Il ne s’agirait pas ici de cumuler transposition tardive et violation des obligations secondaires imposées par la directive.

L’article 8 relatif à la transposition complète la directive concernant la mise en décharge des déchets. Cet article soumet à une procédure simplifiée l’exploitation des installations de stockage de déchets inertes.
En effet, un régime d’autorisation est prévu mais dans des conditions moins contraignantes que ce qui existe en matière d’installations classées. Nous avons déjà eu l’occasion de le dire, nous ne sommes pas opposés par principe aux mesures allant dans le sens d’un allègement des procédures.
Cependant nous vous demandons, madame la ministre, d’apporter des garanties sur le contrôle effectif et le suivi de ces installations. Notamment puisque les conditions de renouvellement de l’autorisation sont inconnues. Il s’agit d’éviter que ces décharges ne deviennent le lieu d’abus et que certains produits toxiques y soient illégalement entreposés.

Enfin l’article 9 anticipe un potentiel retard dans la transposition de la directive établissant un système d’échange de quotas d’émission de gaz à effet de serre dans la communauté, au titre du protocole de Kyoto. Tout d’abord, je voudrais exprimer ma désapprobation sur la méthode employée par le gouvernement qui a déposé en dernière minute un amendement devant l’assemblée nationale. Ainsi, je rejoins les critiques formulées par mon collègue et ami le député André Chassaigne.

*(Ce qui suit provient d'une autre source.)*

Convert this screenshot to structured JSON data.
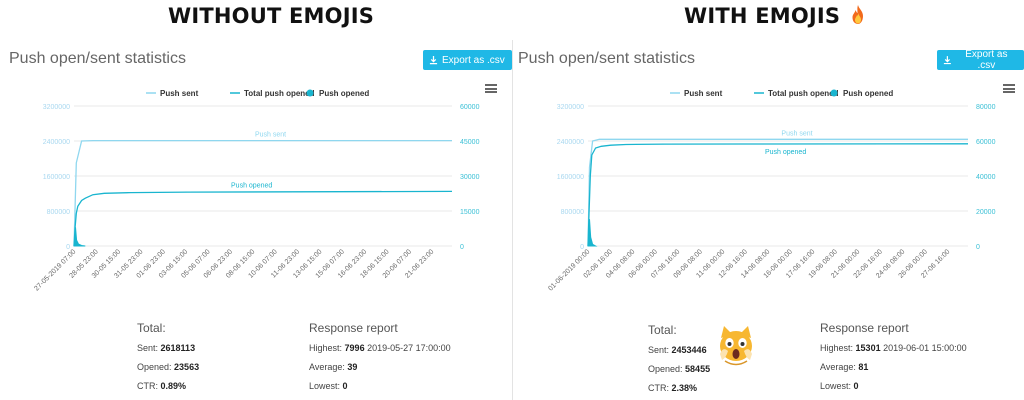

Il a finalement voté contre ce texte pour protester contre ce qui est au mieux une improvisation, au pire une volonté d’éluder les questions quant aux objectifs poursuivis. En effet, ces questions méritaient un véritable débat.

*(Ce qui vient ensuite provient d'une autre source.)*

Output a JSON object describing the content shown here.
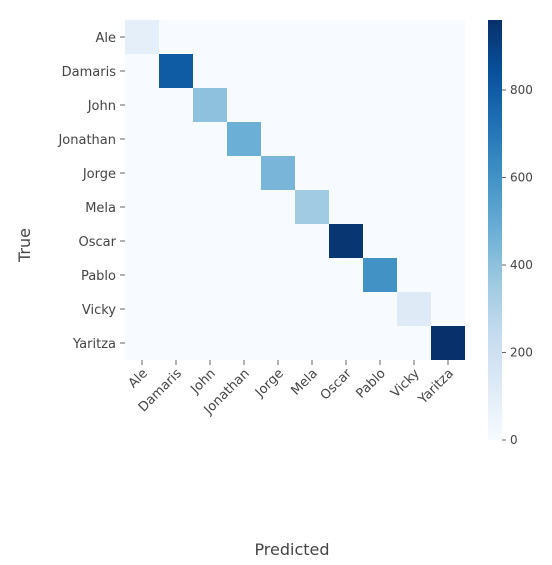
{
  "chart_data": {
    "type": "heatmap",
    "title": "",
    "xlabel": "Predicted",
    "ylabel": "True",
    "x_categories": [
      "Ale",
      "Damaris",
      "John",
      "Jonathan",
      "Jorge",
      "Mela",
      "Oscar",
      "Pablo",
      "Vicky",
      "Yaritza"
    ],
    "y_categories": [
      "Ale",
      "Damaris",
      "John",
      "Jonathan",
      "Jorge",
      "Mela",
      "Oscar",
      "Pablo",
      "Vicky",
      "Yaritza"
    ],
    "values": [
      [
        90,
        0,
        0,
        0,
        0,
        0,
        0,
        0,
        0,
        0
      ],
      [
        0,
        800,
        0,
        0,
        0,
        0,
        0,
        0,
        0,
        0
      ],
      [
        0,
        0,
        400,
        0,
        0,
        0,
        0,
        0,
        0,
        0
      ],
      [
        0,
        0,
        0,
        480,
        0,
        0,
        0,
        0,
        0,
        0
      ],
      [
        0,
        0,
        0,
        0,
        450,
        0,
        0,
        0,
        0,
        0
      ],
      [
        0,
        0,
        0,
        0,
        0,
        350,
        0,
        0,
        0,
        0
      ],
      [
        0,
        0,
        0,
        0,
        0,
        0,
        940,
        0,
        0,
        0
      ],
      [
        0,
        0,
        0,
        0,
        0,
        0,
        0,
        600,
        0,
        0
      ],
      [
        0,
        0,
        0,
        0,
        0,
        0,
        0,
        0,
        120,
        0
      ],
      [
        0,
        0,
        0,
        0,
        0,
        0,
        0,
        0,
        0,
        960
      ]
    ],
    "colormap": "Blues",
    "colorbar": {
      "min": 0,
      "max": 960,
      "ticks": [
        0,
        200,
        400,
        600,
        800
      ],
      "tick_labels": [
        "0",
        "200",
        "400",
        "600",
        "800"
      ]
    },
    "grid": false,
    "legend": "colorbar-right"
  }
}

Sur le fond, Les sénateurs du groupe communiste, républicain et citoyen se sont opposés dès la loi d’orientation sur l’énergie, à l’idée d’une bourse d’échange des quotas. L’idée de pouvoir acheter un droit à polluer renvoie à des dynamiques bien connues où les plus riches sortent gagnants. L’exemplarité et la vertu pour les plus pauvres et les bénéfices pour les plus riches.

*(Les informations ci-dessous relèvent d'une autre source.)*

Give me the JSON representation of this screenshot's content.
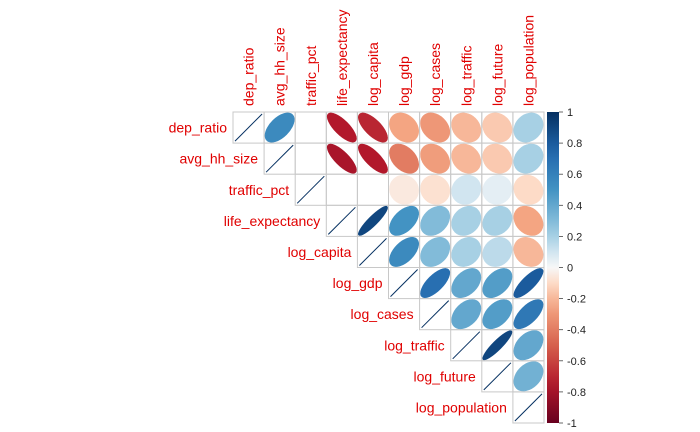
{
  "chart_data": {
    "type": "heatmap",
    "subtype": "correlation-matrix-ellipse-upper",
    "variables": [
      "dep_ratio",
      "avg_hh_size",
      "traffic_pct",
      "life_expectancy",
      "log_capita",
      "log_gdp",
      "log_cases",
      "log_traffic",
      "log_future",
      "log_population"
    ],
    "matrix": [
      [
        1.0,
        0.55,
        0.0,
        -0.75,
        -0.7,
        -0.25,
        -0.3,
        -0.2,
        -0.15,
        0.2
      ],
      [
        0.55,
        1.0,
        0.0,
        -0.78,
        -0.75,
        -0.4,
        -0.28,
        -0.2,
        -0.15,
        0.2
      ],
      [
        0.0,
        0.0,
        1.0,
        0.0,
        0.0,
        -0.05,
        -0.08,
        0.1,
        0.05,
        -0.1
      ],
      [
        -0.75,
        -0.78,
        0.0,
        1.0,
        0.9,
        0.5,
        0.3,
        0.2,
        0.2,
        -0.25
      ],
      [
        -0.7,
        -0.75,
        0.0,
        0.9,
        1.0,
        0.55,
        0.3,
        0.2,
        0.15,
        -0.2
      ],
      [
        -0.25,
        -0.4,
        -0.05,
        0.5,
        0.55,
        1.0,
        0.7,
        0.4,
        0.45,
        0.8
      ],
      [
        -0.3,
        -0.28,
        -0.08,
        0.3,
        0.3,
        0.7,
        1.0,
        0.4,
        0.45,
        0.65
      ],
      [
        -0.2,
        -0.2,
        0.1,
        0.2,
        0.2,
        0.4,
        0.4,
        1.0,
        0.9,
        0.4
      ],
      [
        -0.15,
        -0.15,
        0.05,
        0.2,
        0.15,
        0.45,
        0.45,
        0.9,
        1.0,
        0.35
      ],
      [
        0.2,
        0.2,
        -0.1,
        -0.25,
        -0.2,
        0.8,
        0.65,
        0.4,
        0.35,
        1.0
      ]
    ],
    "legend": {
      "min": -1,
      "max": 1,
      "ticks": [
        "1",
        "0.8",
        "0.6",
        "0.4",
        "0.2",
        "0",
        "-0.2",
        "-0.4",
        "-0.6",
        "-0.8",
        "-1"
      ],
      "colors": {
        "negative": "#67001f",
        "mid": "#f7f7f7",
        "positive": "#053061"
      },
      "placement": "right"
    },
    "label_color": "#e00000"
  }
}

Par ailleurs, il faut à nouveau redire la générosité du gouvernement qui a émis un nombre conséquent de quotas limitant ainsi les efforts des pollueurs.

Enfin, je ne veux pas terminer sans souligner les contradictions entre une politique des transports favorisant la route et la lutte contre l’émission de gaz à effet de serre. Nous demandons que la France pour éviter tous les coûts de réparation qui sont gigantesques, se décide à mettre en œuvre des politiques compatibles avec un développement durable et solidaire.